What are some examples of flowering plants?

Published:
Updated:

Here are ten examples of flowering plants that work in any garden. The shrubs are hydrangea, lilac, rose, and azalea. The rest are lavender, sunflower, peony, tulip, dahlia, and marigold. Together they cover every major type of bloom you can grow at home. Some are tall woody shrubs for the back of a border. Others are compact annuals that fill the front row with bright color.

These ten common flowering plants show up at nurseries everywhere because they grow well in most climates. I grew eight of these together in one large border bed last year and watched the display change week by week. The tulips opened first in April, then the lilac and azalea took over in May. My roses and peonies peaked in June while the hydrangeas carried the show through late summer. The dahlias and marigolds kept blooming right up until frost killed them. Layering different flowering plant types like this gives you months of color without any gaps.

Flowering plants fall into four main flowering plant types based on their life cycles and structure. Woody shrubs like hydrangea, lilac, rose, and azalea keep their branch framework year after year and grow bigger over time. Herbaceous perennials like lavender and peony die back to the ground each winter but return from their roots every spring. Bulbs like tulips store energy underground and send up fresh stems each season. Annuals like sunflower, dahlia, and marigold finish their life cycle in one season. You need to replant them each spring.

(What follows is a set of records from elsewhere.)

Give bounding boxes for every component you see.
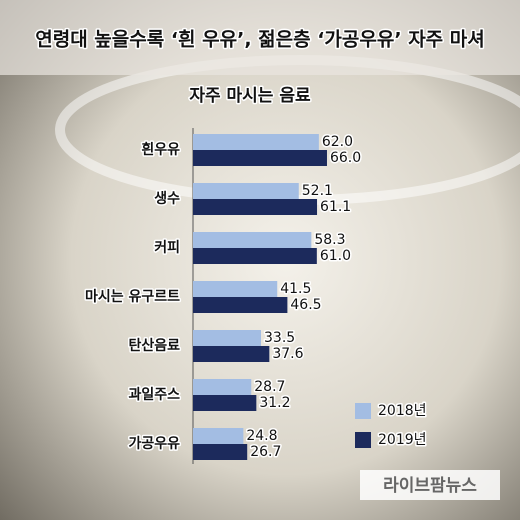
legend-label: 2019년 [378,432,427,448]
value-label: 52.1 [302,183,333,199]
category-label: 가공우유 [128,436,180,452]
value-label: 28.7 [254,379,285,395]
value-label: 61.1 [320,199,351,215]
bar [193,330,262,346]
plot: 흰우유 62.066.0 생수 52.161.1 커피 58.361.0 마시는 유구르트 4… [83,133,428,462]
bar [193,134,319,150]
category-label: 탄산음료 [128,337,180,354]
category-label: 커피 [154,240,180,256]
category-label: 생수 [154,191,180,207]
value-label: 46.5 [290,297,321,313]
title-band [0,0,520,75]
value-label: 31.2 [259,395,290,411]
bar [193,150,327,166]
watermark: 라이브팜뉴스 [383,476,477,496]
bar [193,183,299,199]
chart-title: 자주 마시는 음료 [189,86,311,106]
bar [193,199,318,215]
value-label: 61.0 [320,248,351,264]
category-label: 과일주스 [128,387,180,403]
bar [193,428,244,444]
value-label: 26.7 [250,444,281,460]
page-title: 연령대 높을수록 ‘흰 우유’, 젊은층 ‘가공우유’ 자주 마셔 [35,29,484,51]
bar [193,346,270,362]
value-label: 41.5 [280,281,311,297]
value-label: 37.6 [272,346,303,362]
value-label: 62.0 [322,134,353,150]
bar [193,281,278,297]
legend-swatch [355,432,371,448]
legend-swatch [355,403,371,419]
bar [193,395,257,411]
value-label: 66.0 [330,150,361,166]
watermark-box [360,470,500,500]
category-label: 마시는 유구르트 [85,289,180,305]
legend-label: 2018년 [378,403,427,419]
value-label: 58.3 [314,232,345,248]
value-label: 33.5 [264,330,295,346]
bar [193,444,248,460]
category-label: 흰우유 [141,141,180,158]
bar [193,297,288,313]
value-label: 24.8 [246,428,277,444]
bar [193,379,252,395]
bar [193,232,312,248]
bar [193,248,317,264]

Shrubs: Hydrangea, Lilac, Rose, Azalea

  • Size range: Hydrangeas grow 3-8 feet, lilacs reach 5-15 feet, roses stand 2-6 feet, and azaleas stay compact at 2-6 feet tall.
  • Bloom season: Lilac and azalea flower in spring, roses bloom summer through fall, and hydrangeas peak in mid to late summer.
  • Sun needs: Roses and lilacs want full sun with at least 6 hours daily, while hydrangeas and azaleas tolerate partial shade.

Perennials: Lavender and Peony

  • Size range: Lavender grows 1-3 feet tall in bushy mounds, and peonies reach 2-4 feet with large rounded forms.
  • Bloom season: Peonies flower for 2-3 weeks in late spring, while lavender blooms through most of summer.
  • Return rate: Both come back every year from their root systems and get bigger and more productive with age.

Bulbs and Annuals: Tulip, Sunflower, Dahlia, Marigold

  • Size range: Tulips stand 1-2 feet, sunflowers reach 3-10 feet, dahlias grow 1-5 feet, and marigolds stay under 2 feet.
  • Bloom season: Tulips open in spring, while sunflowers, dahlias, and marigolds bloom from summer through first frost.
  • Replanting: Tulips return from bulbs but weaken over years, while sunflowers, dahlias, and marigolds need fresh planting each spring.

Building a layered garden bed with these plants is simpler than most people think. Place the tall shrubs like lilac and hydrangea in the back row where they form a backdrop. Set roses and peonies in the middle tier at 2 to 4 feet tall. Fill the front edge with lavender, marigolds, and short dahlias that stay under 2 feet. Tuck tulip bulbs between the perennials for early spring pops of color before the other plants leaf out.

This layered approach gives you something blooming from April through October without bare spots. The woody shrubs provide year-round structure even in winter when everything else goes dormant. I use this exact layout in my own front border and it looks good in every season. Even in January, the hydrangea and lilac stems give the bed a nice shape.

Start with three or four examples of flowering plants from this list in your first season. Add more each year as you learn which spots get the most sun and what your soil can handle. You will have a full, colorful garden bed within two or three growing seasons. The mix of shrubs, perennials, and annuals keeps the display fresh and gives you plenty of variety to enjoy.